5. The follower which receives the `appendEntries` RPC calls invokes `raft.appendEntries` to handle
the request. It appends any new entries to the local log store.

6. In the same method on the follower as step 5, if the LeaderCommitIndex > this follower's
commitIndex, the follower updates it's commitIndex to min(LeaderCommitIndex, index of its last
log entries). In the first `AppendEntries` call of the above example, the follower won't
update it's commitIndex, because LeaderCommitIndex is 0. The last RPC call doesn't contain
any new log, whereas the follower will update its commitIndex to 9.

Further, the follower start `processLogs` to send all the committed entries that haven't been
applied to fsm (`fsmMutateCh <- batch`). Otherwise (i.e., `commitIndex <= lastApplied`),
the appendEntries RPC call returns success.

Therefore, it's possible that a very small window of time exists when all followers have
committed the log to disk, the write has been realized in the FSM of the leader but the
followers have not yet applied the log to their FSM.

7. The peer applies the commited entries to the FSM.

8. If all went well, the follower responds success (`resp.Success = true`) to the 
`appendEntries` RPC call.

9. On receiving the successful response from `Transport.AppendEntries`, the leader needs to
update the fsm based on the replicated log entries. Specifically, the leader finds the
highest log entry index that has been replicated to a quorum of the servers (
`if quorumMatchIndex > c.commitIndex`), update `commitIndex` to that index, and
notify through the `commitCh` channel.

10. The leader receives the notification on the  `r.leaderState.commitCh` channel and starts
grouping the entries that can be applied to the fsm.

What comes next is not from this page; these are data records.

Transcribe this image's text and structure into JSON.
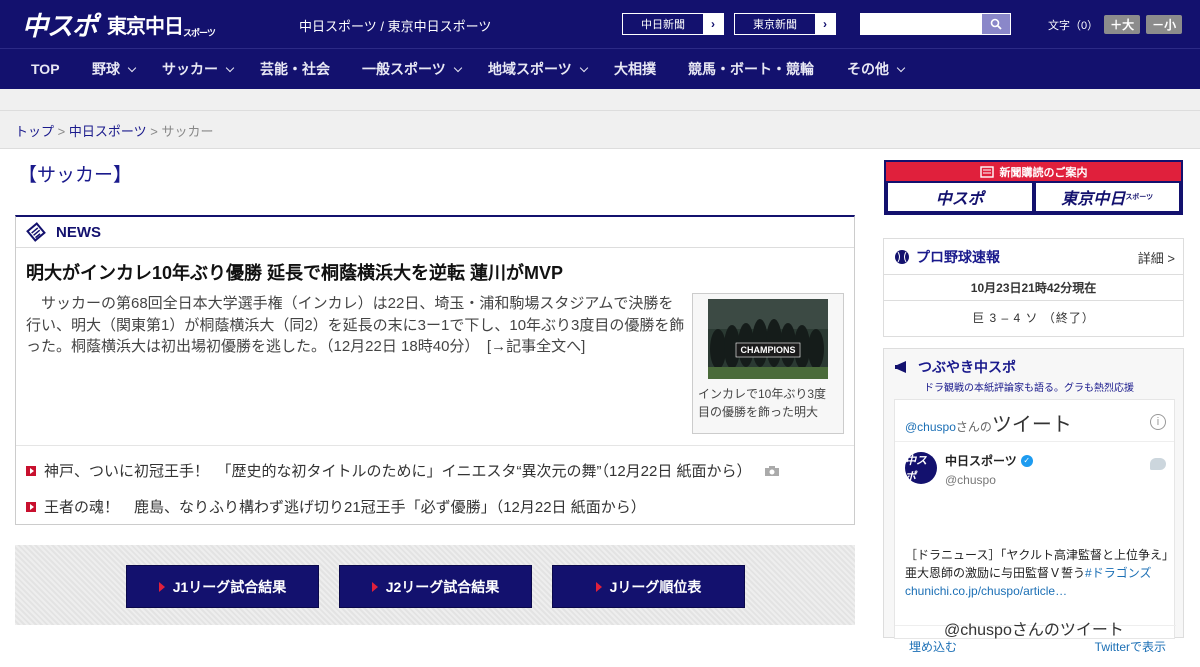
{
  "header": {
    "logo_main": "中スポ",
    "logo_tokyo": "東京中日",
    "logo_tokyo_small": "スポーツ",
    "site_title": "中日スポーツ / 東京中日スポーツ",
    "ext_links": [
      {
        "label": "中日新聞",
        "arrow": "›"
      },
      {
        "label": "東京新聞",
        "arrow": "›"
      }
    ],
    "search": {
      "placeholder": "",
      "value": "",
      "icon": "search-icon"
    },
    "font_size": {
      "label": "文字（0）",
      "bigger": "＋大",
      "smaller": "－小"
    }
  },
  "nav": {
    "items": [
      {
        "label": "TOP",
        "has_dropdown": false
      },
      {
        "label": "野球",
        "has_dropdown": true
      },
      {
        "label": "サッカー",
        "has_dropdown": true
      },
      {
        "label": "芸能・社会",
        "has_dropdown": false
      },
      {
        "label": "一般スポーツ",
        "has_dropdown": true
      },
      {
        "label": "地域スポーツ",
        "has_dropdown": true
      },
      {
        "label": "大相撲",
        "has_dropdown": false
      },
      {
        "label": "競馬・ボート・競輪",
        "has_dropdown": false
      },
      {
        "label": "その他",
        "has_dropdown": true
      }
    ]
  },
  "breadcrumb": {
    "items": [
      "トップ",
      "中日スポーツ",
      "サッカー"
    ],
    "separator": ">"
  },
  "page_title": "【サッカー】",
  "news": {
    "heading": "NEWS",
    "headline": "明大がインカレ10年ぶり優勝 延長で桐蔭横浜大を逆転 蓮川がMVP",
    "lead": "サッカーの第68回全日本大学選手権（インカレ）は22日、埼玉・浦和駒場スタジアムで決勝を行い、明大（関東第1）が桐蔭横浜大（同2）を延長の末に3ー1で下し、10年ぶり3度目の優勝を飾った。桐蔭横浜大は初出場初優勝を逃した。（12月22日 18時40分）　[→記事全文へ]",
    "photo_caption": "インカレで10年ぶり3度目の優勝を飾った明大",
    "photo_banner": "CHAMPIONS",
    "sub_items": [
      {
        "text": "神戸、ついに初冠王手！　「歴史的な初タイトルのために」イニエスタ“異次元の舞”（12月22日 紙面から）",
        "has_photo_icon": true
      },
      {
        "text": "王者の魂！　鹿島、なりふり構わず逃げ切り21冠王手「必ず優勝」（12月22日 紙面から）",
        "has_photo_icon": false
      }
    ]
  },
  "jleague_buttons": [
    "J1リーグ試合結果",
    "J2リーグ試合結果",
    "Jリーグ順位表"
  ],
  "sidebar": {
    "subscribe": {
      "title": "新聞購読のご案内",
      "logos": [
        "中スポ",
        "東京中日"
      ],
      "logo_small": "スポーツ"
    },
    "pro_baseball": {
      "title": "プロ野球速報",
      "more": "詳細 >",
      "time": "10月23日21時42分現在",
      "score": "巨 3 – 4 ソ （終了）"
    },
    "tweets": {
      "title": "つぶやき中スポ",
      "subtitle": "ドラ観戦の本紙評論家も語る。グラも熱烈応援",
      "handle_prefix": "@chuspo",
      "handle_suffix": "さんの",
      "tweets_label": "ツイート",
      "info": "i",
      "account_name": "中日スポーツ",
      "account_handle": "@chuspo",
      "avatar_text": "中スポ",
      "tweet_text": "［ドラニュース］「ヤクルト高津監督と上位争え」亜大恩師の激励に与田監督Ｖ誓う",
      "tweet_hashtag": "#ドラゴンズ",
      "tweet_link": "chunichi.co.jp/chuspo/article…",
      "embed": "埋め込む",
      "view_on_twitter": "Twitterで表示",
      "footer_heading": "@chuspoさんのツイート"
    }
  },
  "colors": {
    "brand_navy": "#13116e",
    "accent_red": "#e0203c",
    "link_blue": "#1a1a8c"
  }
}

11. `processLogs` applies all the committed entries that haven't been applied by batching the log entries and forwarding them through the `fsmMutateCh` channel to fsm.

12. The actual place applying the commited log entries is in the main loop of `runFSM()`.

13. After the log entries that contains the client req are applied to the fsm, the fsm
module will set the reponses to the client request (`req.future.respond(nil)`). From the
client's point of view, the future returned by `raft.Apply` should now be unblocked and
calls to `Error()` or `Response()` should return the data at this point.